Thursday's Vertical Kilometre delivered a sharp opener to the Transvulcania weekend, but the heart of the festival arrives on Saturday morning, when the long-running 73-kilometre ultramarathon and a sold-out half marathon set off from opposite ends of La Palma. Both races count towards the 2026 Mountain Running World Cup, and both promise the kind of volcanic vistas, ridge running and brutal descents that have made this Canary Islands fixture one of the toughest tickets in trail. The ultra leaves the Faro de Fuencaliente lighthouse at 06:00 local time, while the half marathon starts ninety minutes later from El Pilar.

The ultramarathon course climbs more than 4,300 metres along the volcanic spine of the island before plunging down to Tazacorte and finishing in Los Llanos de Aridane. It rewards strong climbers with quick legs on the rocky descents, a combination that has historically favoured runners with a track-and-mountain crossover. The half marathon over 24.8 kilometres and 2,097 metres of climbing is a different beast, biased towards short-format mountain specialists who can sustain near-threshold efforts on relentless gradients. Race organisers say the half marathon sold out months ahead of registration deadlines, a sign of how seriously elite athletes now treat mountain World Cup ranking points.

On the women's side, the Saturday races are likely to be defined by the Kenyan contingent. Joyce Njeru, who finished fourth in the 2025 World Cup, has already won the Changping Beijing Classic and placed second in the uphill in China this season, and she leads the women's series field on form. Compatriot Ruth Mwihaki Gitonga arrives with momentum from her win at the season-opening Sao Bras Cross Classic in Portugal in April, while Philaries Jeruto Kisang opens her 2026 World Cup at Transvulcania. Italy's Camilla Magliano currently leads the World Cup standings on points and will be defending that lead against the Kenyan trio.

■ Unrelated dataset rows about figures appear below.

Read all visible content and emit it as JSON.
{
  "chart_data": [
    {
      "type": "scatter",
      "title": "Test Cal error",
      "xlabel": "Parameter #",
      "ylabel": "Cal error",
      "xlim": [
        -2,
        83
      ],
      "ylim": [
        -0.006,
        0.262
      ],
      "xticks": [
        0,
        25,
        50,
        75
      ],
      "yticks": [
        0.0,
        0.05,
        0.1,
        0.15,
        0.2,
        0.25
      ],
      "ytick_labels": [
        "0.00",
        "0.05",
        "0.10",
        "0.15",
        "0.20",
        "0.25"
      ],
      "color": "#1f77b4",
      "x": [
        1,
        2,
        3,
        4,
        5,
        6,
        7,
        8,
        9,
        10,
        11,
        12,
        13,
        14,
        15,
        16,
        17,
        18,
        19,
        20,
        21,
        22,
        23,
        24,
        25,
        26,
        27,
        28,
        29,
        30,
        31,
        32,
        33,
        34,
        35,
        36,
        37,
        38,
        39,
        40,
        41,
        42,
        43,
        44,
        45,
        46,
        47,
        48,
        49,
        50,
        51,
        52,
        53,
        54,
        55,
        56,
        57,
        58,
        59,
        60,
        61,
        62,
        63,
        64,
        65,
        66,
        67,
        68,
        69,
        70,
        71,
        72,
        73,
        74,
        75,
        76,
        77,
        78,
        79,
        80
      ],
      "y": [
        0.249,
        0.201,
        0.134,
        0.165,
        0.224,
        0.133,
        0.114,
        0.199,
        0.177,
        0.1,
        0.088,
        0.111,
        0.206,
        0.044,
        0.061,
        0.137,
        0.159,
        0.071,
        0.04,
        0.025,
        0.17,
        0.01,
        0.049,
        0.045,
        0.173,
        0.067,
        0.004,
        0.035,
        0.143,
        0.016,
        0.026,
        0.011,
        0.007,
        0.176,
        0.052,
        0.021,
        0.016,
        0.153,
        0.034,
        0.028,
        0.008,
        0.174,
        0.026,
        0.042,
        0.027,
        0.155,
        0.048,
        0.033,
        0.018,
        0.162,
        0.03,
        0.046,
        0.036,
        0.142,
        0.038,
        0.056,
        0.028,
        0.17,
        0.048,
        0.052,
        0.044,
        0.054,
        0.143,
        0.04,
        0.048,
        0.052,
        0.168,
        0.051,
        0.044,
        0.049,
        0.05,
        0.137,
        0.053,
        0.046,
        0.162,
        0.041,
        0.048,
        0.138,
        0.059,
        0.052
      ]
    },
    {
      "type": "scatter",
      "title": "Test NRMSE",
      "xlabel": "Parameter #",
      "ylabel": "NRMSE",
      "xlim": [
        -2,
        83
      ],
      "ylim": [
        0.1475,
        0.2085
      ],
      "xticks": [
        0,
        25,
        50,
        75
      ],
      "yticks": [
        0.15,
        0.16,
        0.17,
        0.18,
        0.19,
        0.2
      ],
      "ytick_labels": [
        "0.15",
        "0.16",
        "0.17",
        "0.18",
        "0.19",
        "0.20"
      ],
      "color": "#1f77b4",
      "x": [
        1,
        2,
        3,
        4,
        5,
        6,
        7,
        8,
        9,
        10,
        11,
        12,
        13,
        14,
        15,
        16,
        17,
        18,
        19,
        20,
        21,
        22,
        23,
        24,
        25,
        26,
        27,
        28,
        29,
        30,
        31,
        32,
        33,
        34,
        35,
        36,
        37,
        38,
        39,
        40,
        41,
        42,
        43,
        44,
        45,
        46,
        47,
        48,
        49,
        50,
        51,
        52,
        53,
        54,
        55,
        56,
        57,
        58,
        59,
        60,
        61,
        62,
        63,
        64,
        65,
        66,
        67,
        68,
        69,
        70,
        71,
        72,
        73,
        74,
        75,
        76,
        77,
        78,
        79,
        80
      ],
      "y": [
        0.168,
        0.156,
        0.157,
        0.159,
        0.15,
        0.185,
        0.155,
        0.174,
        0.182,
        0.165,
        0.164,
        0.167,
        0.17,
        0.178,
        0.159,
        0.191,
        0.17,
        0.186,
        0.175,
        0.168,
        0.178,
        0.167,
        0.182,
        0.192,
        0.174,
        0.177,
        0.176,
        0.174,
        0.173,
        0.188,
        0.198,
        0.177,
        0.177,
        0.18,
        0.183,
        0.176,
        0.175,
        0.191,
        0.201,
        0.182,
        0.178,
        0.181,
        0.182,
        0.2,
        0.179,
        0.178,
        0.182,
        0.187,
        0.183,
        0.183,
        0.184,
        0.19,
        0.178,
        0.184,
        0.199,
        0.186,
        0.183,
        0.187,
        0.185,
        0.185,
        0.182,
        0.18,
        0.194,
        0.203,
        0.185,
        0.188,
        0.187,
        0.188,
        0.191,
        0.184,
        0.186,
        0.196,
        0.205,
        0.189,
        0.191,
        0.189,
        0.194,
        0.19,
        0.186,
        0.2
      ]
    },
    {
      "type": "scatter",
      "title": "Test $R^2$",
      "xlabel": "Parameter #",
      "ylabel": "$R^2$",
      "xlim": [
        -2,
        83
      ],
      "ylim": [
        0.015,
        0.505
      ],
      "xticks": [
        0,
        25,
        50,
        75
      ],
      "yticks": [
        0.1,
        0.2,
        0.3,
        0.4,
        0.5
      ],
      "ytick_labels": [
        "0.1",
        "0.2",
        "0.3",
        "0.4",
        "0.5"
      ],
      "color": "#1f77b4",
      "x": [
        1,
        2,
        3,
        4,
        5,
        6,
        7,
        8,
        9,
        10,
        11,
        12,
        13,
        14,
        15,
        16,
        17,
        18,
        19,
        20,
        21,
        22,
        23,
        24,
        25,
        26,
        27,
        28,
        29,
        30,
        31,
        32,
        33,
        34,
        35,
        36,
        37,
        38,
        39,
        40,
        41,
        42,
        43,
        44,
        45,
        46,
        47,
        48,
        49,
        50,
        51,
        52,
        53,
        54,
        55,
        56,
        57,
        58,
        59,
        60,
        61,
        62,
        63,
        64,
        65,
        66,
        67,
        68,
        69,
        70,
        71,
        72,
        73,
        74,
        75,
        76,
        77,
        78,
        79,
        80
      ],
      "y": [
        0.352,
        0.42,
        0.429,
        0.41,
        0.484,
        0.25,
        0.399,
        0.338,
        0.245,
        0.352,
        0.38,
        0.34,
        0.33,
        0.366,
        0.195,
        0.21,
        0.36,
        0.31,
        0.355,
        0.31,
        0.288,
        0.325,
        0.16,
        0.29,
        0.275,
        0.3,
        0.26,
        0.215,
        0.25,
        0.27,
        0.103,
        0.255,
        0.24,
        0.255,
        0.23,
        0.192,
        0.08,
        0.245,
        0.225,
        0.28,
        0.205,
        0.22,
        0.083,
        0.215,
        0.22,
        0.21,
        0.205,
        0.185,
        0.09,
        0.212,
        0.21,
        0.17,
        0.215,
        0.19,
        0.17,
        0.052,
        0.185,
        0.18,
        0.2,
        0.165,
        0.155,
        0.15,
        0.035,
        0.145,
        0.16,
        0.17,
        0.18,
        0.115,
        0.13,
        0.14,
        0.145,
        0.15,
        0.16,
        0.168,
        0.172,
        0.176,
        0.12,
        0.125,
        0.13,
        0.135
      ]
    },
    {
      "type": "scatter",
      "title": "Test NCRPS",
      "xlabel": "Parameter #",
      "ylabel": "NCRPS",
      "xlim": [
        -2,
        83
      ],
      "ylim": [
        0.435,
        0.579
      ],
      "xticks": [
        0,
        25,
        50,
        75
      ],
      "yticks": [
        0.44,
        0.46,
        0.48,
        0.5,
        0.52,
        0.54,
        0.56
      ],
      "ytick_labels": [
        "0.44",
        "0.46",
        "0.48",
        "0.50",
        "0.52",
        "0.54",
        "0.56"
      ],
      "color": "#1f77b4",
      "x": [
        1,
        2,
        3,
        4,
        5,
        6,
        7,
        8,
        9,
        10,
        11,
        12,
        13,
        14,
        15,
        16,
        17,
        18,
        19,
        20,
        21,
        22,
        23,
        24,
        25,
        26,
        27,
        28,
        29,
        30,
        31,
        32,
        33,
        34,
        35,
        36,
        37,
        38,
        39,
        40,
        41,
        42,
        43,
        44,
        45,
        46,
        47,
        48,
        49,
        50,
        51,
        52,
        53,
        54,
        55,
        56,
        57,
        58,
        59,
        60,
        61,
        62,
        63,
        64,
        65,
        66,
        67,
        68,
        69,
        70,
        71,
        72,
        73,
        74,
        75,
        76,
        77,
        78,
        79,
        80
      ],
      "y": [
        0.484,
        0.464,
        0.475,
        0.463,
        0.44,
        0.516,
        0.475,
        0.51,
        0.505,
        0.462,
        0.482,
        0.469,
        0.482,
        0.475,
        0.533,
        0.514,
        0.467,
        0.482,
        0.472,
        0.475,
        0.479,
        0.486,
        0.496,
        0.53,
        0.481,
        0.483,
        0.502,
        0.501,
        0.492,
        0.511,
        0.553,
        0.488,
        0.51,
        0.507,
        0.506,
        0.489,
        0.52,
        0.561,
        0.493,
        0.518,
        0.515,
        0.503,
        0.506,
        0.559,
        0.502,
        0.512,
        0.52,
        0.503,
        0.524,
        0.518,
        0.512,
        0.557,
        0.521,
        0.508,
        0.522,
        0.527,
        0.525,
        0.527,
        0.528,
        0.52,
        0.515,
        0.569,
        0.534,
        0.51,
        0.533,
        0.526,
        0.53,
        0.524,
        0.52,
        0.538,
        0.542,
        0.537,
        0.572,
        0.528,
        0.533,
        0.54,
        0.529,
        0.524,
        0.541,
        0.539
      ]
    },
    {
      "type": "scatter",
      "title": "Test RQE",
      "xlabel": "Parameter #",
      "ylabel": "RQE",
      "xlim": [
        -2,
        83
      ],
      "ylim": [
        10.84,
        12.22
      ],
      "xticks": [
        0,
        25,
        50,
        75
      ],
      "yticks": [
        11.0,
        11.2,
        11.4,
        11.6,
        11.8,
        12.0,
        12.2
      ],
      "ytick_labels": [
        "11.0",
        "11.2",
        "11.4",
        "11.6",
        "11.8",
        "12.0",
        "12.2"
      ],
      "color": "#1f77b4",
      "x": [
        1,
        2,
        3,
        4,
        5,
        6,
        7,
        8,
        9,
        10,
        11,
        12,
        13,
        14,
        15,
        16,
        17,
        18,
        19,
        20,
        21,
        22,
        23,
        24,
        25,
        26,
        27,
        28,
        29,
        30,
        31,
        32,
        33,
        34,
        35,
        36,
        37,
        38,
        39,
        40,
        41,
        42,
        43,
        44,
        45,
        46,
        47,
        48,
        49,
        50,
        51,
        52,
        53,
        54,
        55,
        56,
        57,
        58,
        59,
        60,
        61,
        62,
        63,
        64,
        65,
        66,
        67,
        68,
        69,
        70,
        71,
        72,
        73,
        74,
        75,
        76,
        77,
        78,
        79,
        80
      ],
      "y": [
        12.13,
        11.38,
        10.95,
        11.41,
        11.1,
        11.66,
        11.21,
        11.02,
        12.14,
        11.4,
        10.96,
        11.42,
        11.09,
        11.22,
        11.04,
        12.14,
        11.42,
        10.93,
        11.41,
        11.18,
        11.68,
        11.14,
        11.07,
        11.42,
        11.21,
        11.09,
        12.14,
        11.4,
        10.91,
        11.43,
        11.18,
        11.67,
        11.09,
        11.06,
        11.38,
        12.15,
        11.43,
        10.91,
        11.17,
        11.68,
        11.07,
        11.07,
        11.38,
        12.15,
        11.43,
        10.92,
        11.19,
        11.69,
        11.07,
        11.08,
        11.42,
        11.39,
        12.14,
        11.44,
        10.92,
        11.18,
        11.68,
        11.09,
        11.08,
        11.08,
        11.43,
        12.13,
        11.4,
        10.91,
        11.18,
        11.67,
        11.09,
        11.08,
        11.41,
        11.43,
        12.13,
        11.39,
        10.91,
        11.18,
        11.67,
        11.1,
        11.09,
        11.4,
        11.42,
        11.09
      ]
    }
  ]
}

The men's ultramarathon is shaping up around defending World Cup champion Philemon Ombogo Kiriago, who is comfortable across both uphill and long-distance formats and starts his title defence on the longer Saturday course. Behind him a deep European field will press for podium spots on a route that punishes any runner who attacks the early climbs too hard. The half marathon, meanwhile, is expected to play out as a tactical race over the upper sections, with the long technical descent into Tazacorte typically deciding the placings rather than the uphill segments. World Athletics rates this weekend as the most consequential mountain meet on the early-season calendar.

For spectators, the live coverage window is generous: the half marathon should crown its winners by mid-morning, while the front of the ultramarathon is expected to come through the Roque de los Muchachos high point around the eight-hour mark before descending into the finish in early afternoon. Race operators are using a chip-tracking and live leaderboard set-up similar to last year's, with rolling video from drone teams positioned at the Pico Birigoyo and El Time vantage points. After Saturday, the Mountain Running World Cup moves to Annecy in late May, but the standings table will look very different by Saturday night, regardless of who claims the wins on La Palma.